Has a tech titan’s hubris met its nemesis? Leadership chaos and legal troubles expose struggles to tame the revolution it overlooked.
This week in May 2025, a comprehensive Bloomberg report has exposed the depth of Apple’s troubles with its much-hyped Apple Intelligence ecosystem.
The report details how the tech giant’s ambitious AI initiative fell significantly behind schedule amid leadership conflicts and technical challenges.
Some takeaways from reactions around the online chatter include:
- Apple was caught unprepared by OpenAI’s ChatGPT launch in 2022, which prompted a rushed development of AI features under software chief Craig Federighi, who reportedly was initially “reluctant to invest heavily in AI”. Internal tests had revealed Apple’s chatbot was lagging 25% behind ChatGPT in accuracy.
- The report identifies former AI chief John Giannandrea as absorbing much of the blame internally. Employees claim Giannandrea “lacked urgency” and had not pushed hard enough for resources. Apple has replaced him with Vision Pro head Mike Rockwell in March 2025.
- Technical challenges proved insurmountable when Apple attempted to merge Siri’s legacy code with new AI capabilities. An employee had told Bloomberg reporters: “It’s whack-a-mole. You fix one issue, and three more crop up.”
One senior member of Apple’s AI team had described the situation bluntly: “This is a crisis.” The firm has pulled back marketing campaigns after promoting features that were not close to ready, resulting in several lawsuits alleging false advertising.
Moving forward, Apple has announced it is rebuilding Siri from scratch with a project codenamed “LLM Siri” developed by a team in Zurich.
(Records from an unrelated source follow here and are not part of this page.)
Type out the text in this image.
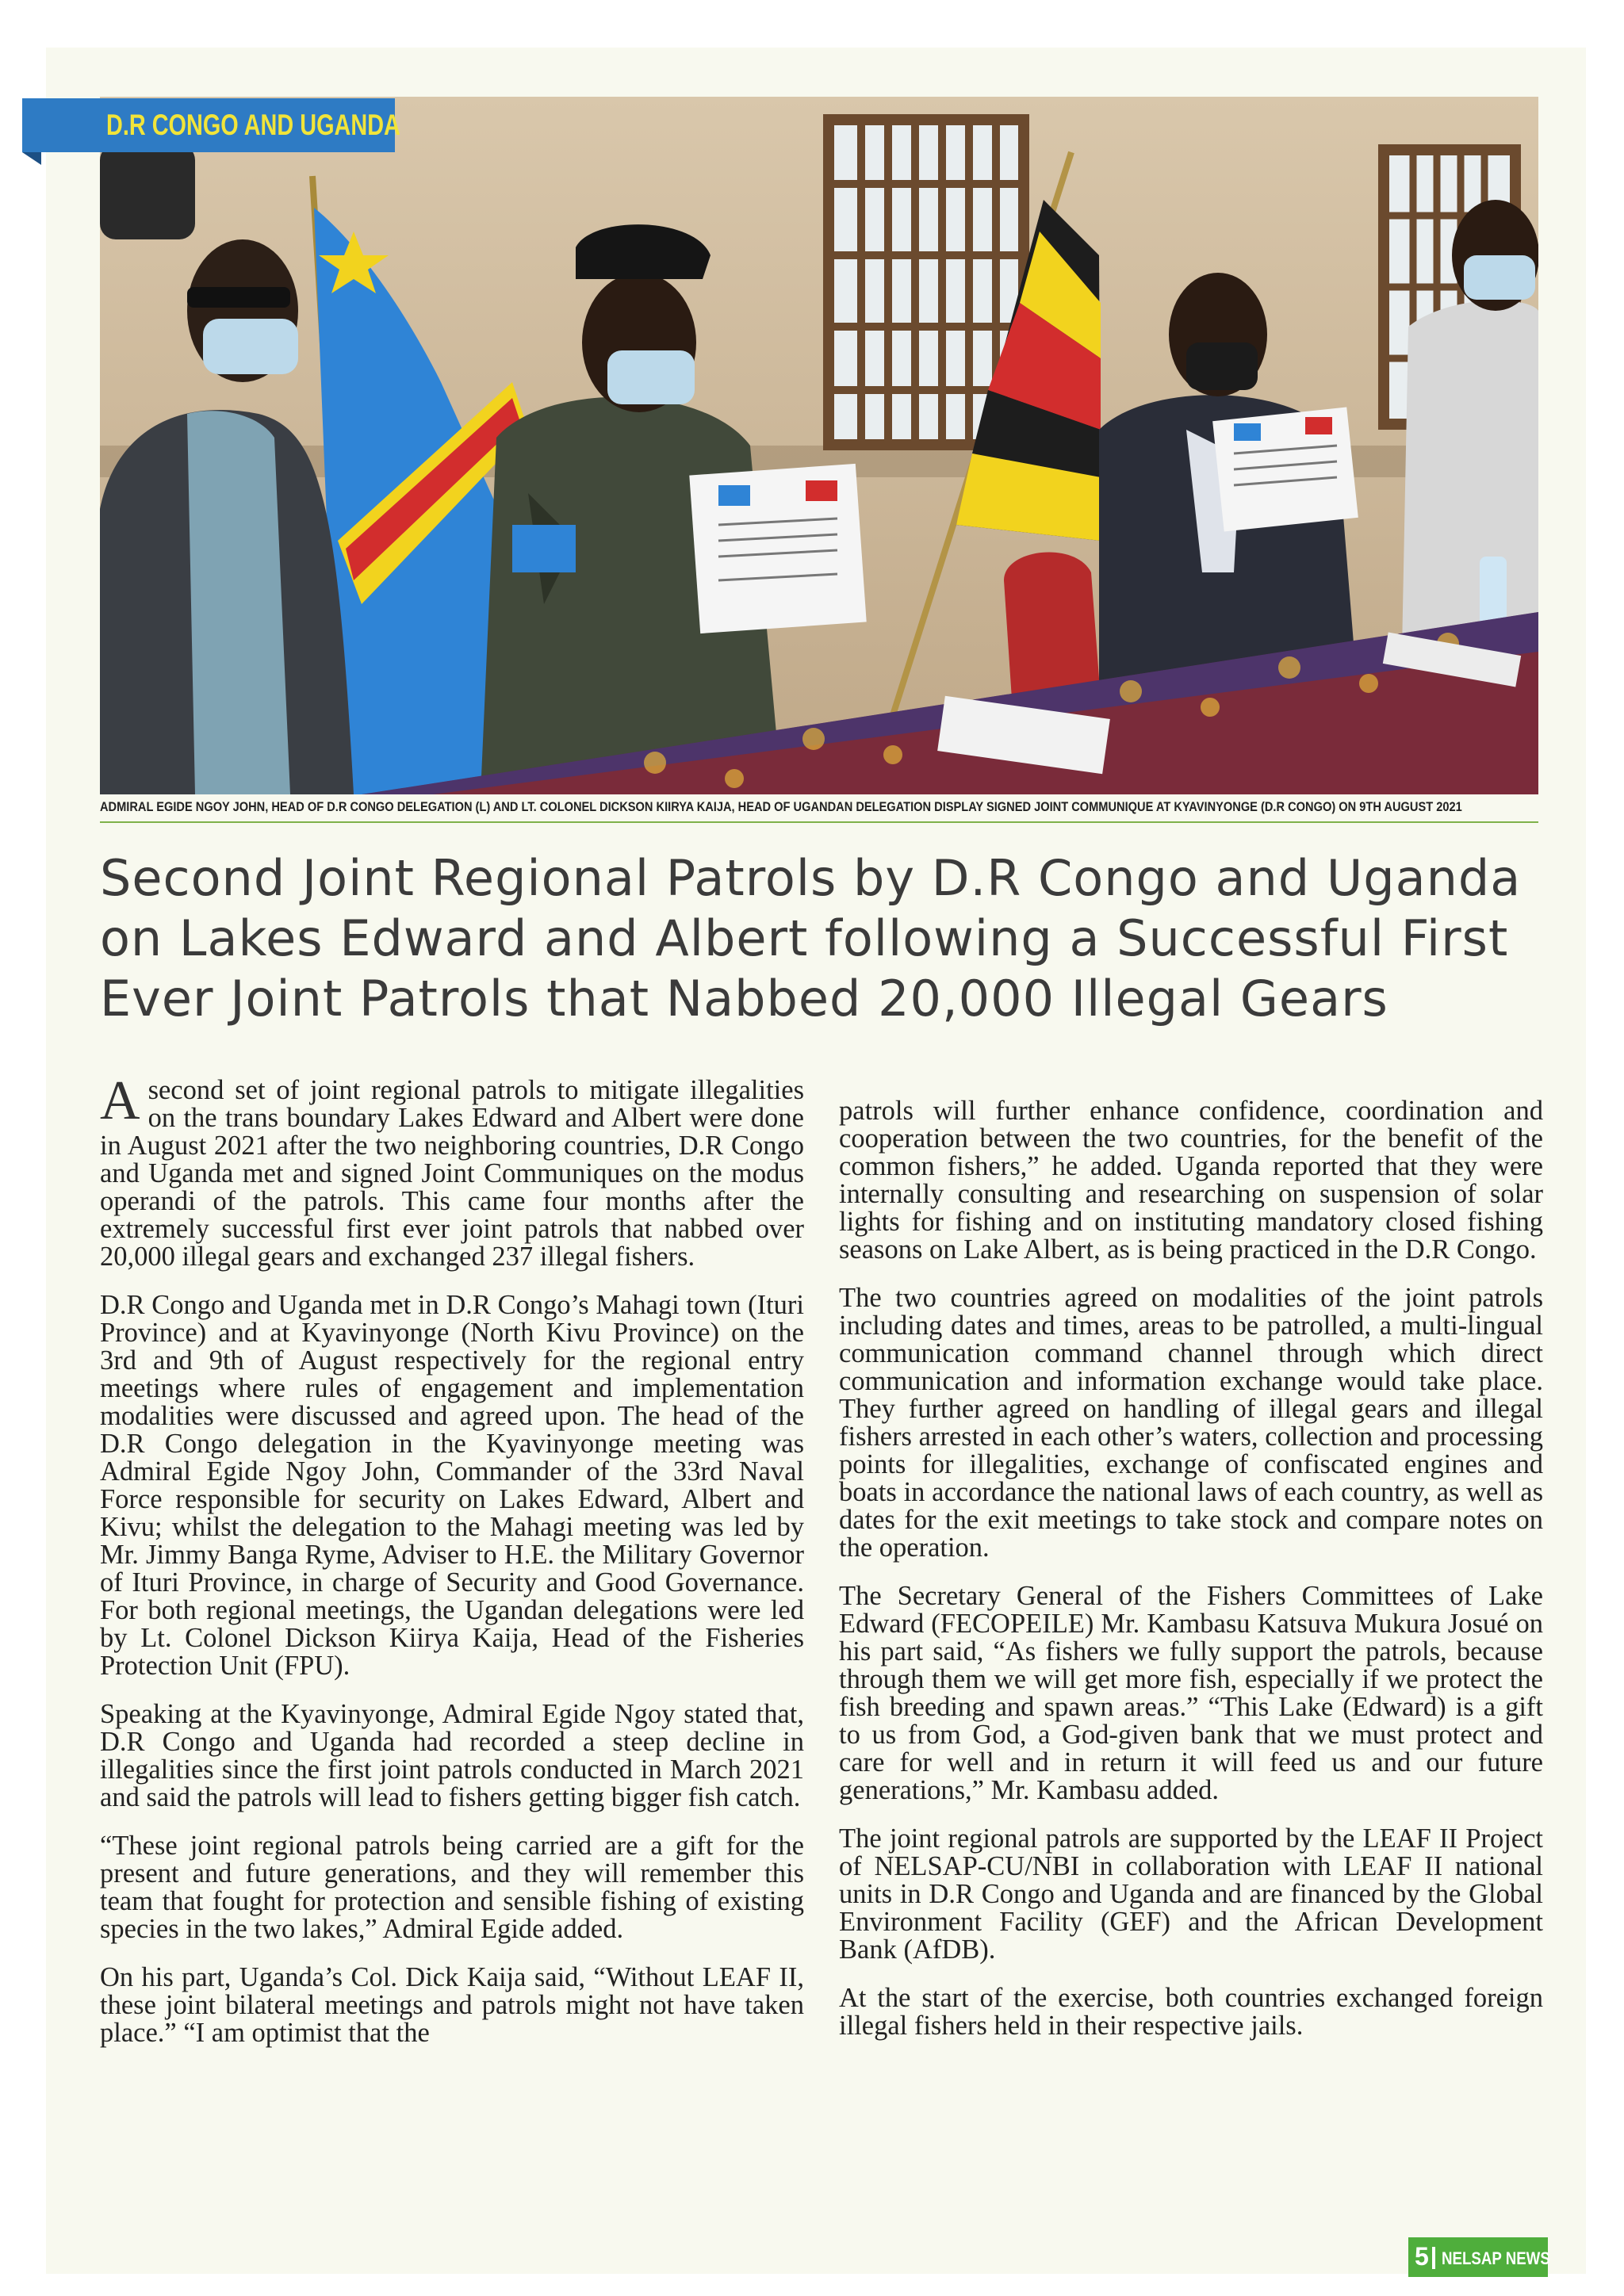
D.R CONGO AND UGANDA
ADMIRAL EGIDE NGOY JOHN, HEAD OF D.R CONGO DELEGATION (L) AND LT. COLONEL DICKSON KIIRYA KAIJA, HEAD OF UGANDAN DELEGATION DISPLAY SIGNED JOINT COMMUNIQUE AT KYAVINYONGE (D.R CONGO) ON 9TH AUGUST 2021
Second Joint Regional Patrols by D.R Congo and Uganda on Lakes Edward and Albert following a Successful First Ever Joint Patrols that Nabbed 20,000 Illegal Gears

Asecond set of joint regional patrols to mitigate illegalities on the trans boundary Lakes Edward and Albert were done in August 2021 after the two neighboring countries, D.R Congo and Uganda met and signed Joint Communiques on the modus operandi of the patrols. This came four months after the extremely successful first ever joint patrols that nabbed over 20,000 illegal gears and exchanged 237 illegal fishers.

D.R Congo and Uganda met in D.R Congo’s Mahagi town (Ituri Province) and at Kyavinyonge (North Kivu Province) on the 3rd and 9th of August respectively for the regional entry meetings where rules of engagement and implementation modalities were discussed and agreed upon. The head of the D.R Congo delegation in the Kyavinyonge meeting was Admiral Egide Ngoy John, Commander of the 33rd Naval Force responsible for security on Lakes Edward, Albert and Kivu; whilst the delegation to the Mahagi meeting was led by Mr. Jimmy Banga Ryme, Adviser to H.E. the Military Governor of Ituri Province, in charge of Security and Good Governance. For both regional meetings, the Ugandan delegations were led by Lt. Colonel Dickson Kiirya Kaija, Head of the Fisheries Protection Unit (FPU).

Speaking at the Kyavinyonge, Admiral Egide Ngoy stated that, D.R Congo and Uganda had recorded a steep decline in illegalities since the first joint patrols conducted in March 2021 and said the patrols will lead to fishers getting bigger fish catch.

“These joint regional patrols being carried are a gift for the present and future generations, and they will remember this team that fought for protection and sensible fishing of existing species in the two lakes,” Admiral Egide added.

On his part, Uganda’s Col. Dick Kaija said, “Without LEAF II, these joint bilateral meetings and patrols might not have taken place.” “I am optimist that the

patrols will further enhance confidence, coordination and cooperation between the two countries, for the benefit of the common fishers,” he added. Uganda reported that they were internally consulting and researching on suspension of solar lights for fishing and on instituting mandatory closed fishing seasons on Lake Albert, as is being practiced in the D.R Congo.

The two countries agreed on modalities of the joint patrols including dates and times, areas to be patrolled, a multi-lingual communication command channel through which direct communication and information exchange would take place. They further agreed on handling of illegal gears and illegal fishers arrested in each other’s waters, collection and processing points for illegalities, exchange of confiscated engines and boats in accordance the national laws of each country, as well as dates for the exit meetings to take stock and compare notes on the operation.

The Secretary General of the Fishers Committees of Lake Edward (FECOPEILE) Mr. Kambasu Katsuva Mukura Josué on his part said, “As fishers we fully support the patrols, because through them we will get more fish, especially if we protect the fish breeding and spawn areas.” “This Lake (Edward) is a gift to us from God, a God-given bank that we must protect and care for well and in return it will feed us and our future generations,” Mr. Kambasu added.

The joint regional patrols are supported by the LEAF II Project of NELSAP-CU/NBI in collaboration with LEAF II national units in D.R Congo and Uganda and are financed by the Global Environment Facility (GEF) and the African Development Bank (AfDB).

At the start of the exercise, both countries exchanged foreign illegal fishers held in their respective jails.

5 NELSAP NEWS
This new architecture will be “entirely built on an LLM-based engine” to make Siri “more believably conversational.” However, according to multiple sources, significant Siri upgrades are “unlikely to be discussed much” at this year’s WWDC: the firm has plans to separate the Apple Intelligence brand from Siri in its marketing.
The Bloomberg report indicates that Apple will now henceforth avoid announcing features more than a few months before they are ready to launch.